North Korea rejects talks with South in Asean forum

North Korean Foreign Minister Ri Yong-ho, left, walks toward an escalator during ongoing meetings at the Philippine International Convention Center for the 50th ASEAN Foreign Ministers’ Meeting and Related Meetings in Manila, Philippines, Monday, Aug. 7, 2017. (Rolex Dela Pena/Pool Photo via AP)

SEOUL — North Korea rejected offers of talks from the South during a rare exchange between the two rivals’ foreign ministers, Seoul’s Yonhap news agency reported on Monday, after the United Nations imposed a new round of sanctions on nuclear-armed Pyongyang.

News of the brief encounter on the sidelines of a regional forum in Manila came as South’s President Moon Jae-in, in a telephone conversation with US President Donald Trump, urged a “peaceful resolution” to the tensions.

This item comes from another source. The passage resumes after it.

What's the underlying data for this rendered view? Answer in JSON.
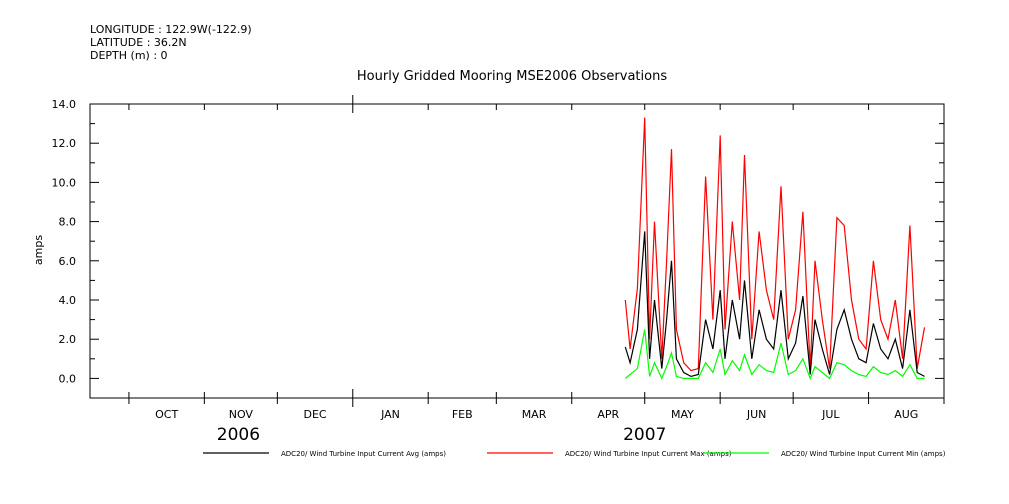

Even a conventional conflict on the peninsula could cost a million dead or wounded within months, estimates say.

Moon told Trump that the South “cannot let another war to break out” on the peninsula after the 1950-53 Korean War that sealed the division of the two Koreas, the presidential Blue House said in a statement.

The South’s Foreign Minister Kang Kyung-wha shook hands with her Northern counterpart Ri Yong-ho ahead of an Association of Southeast Asian Nations (Asean) Regional Forum dinner on Sunday, Yonhap said.

‘Accept Seoul’s offers’

Kang urged Ri to accept Seoul’s offers of military talks to lower tensions on the divided peninsula, and for discussions on a new round of reunions for divided families.

But Ri retorted: “Given the current situation in which the South collaborates with the US to heap pressure on the North, such proposals lacked sincerity,” the unnamed official was quoted as saying.

Kang reiterated again “the South’s sincerity” and repeated a call for Pyongyang to come forward for talks, the official said.

It was the first time Cabinet-level officials from the two Koreas had met since Moon—who urged engagement with the North as well as sanctions to bring it to the negotiating table—took power in May.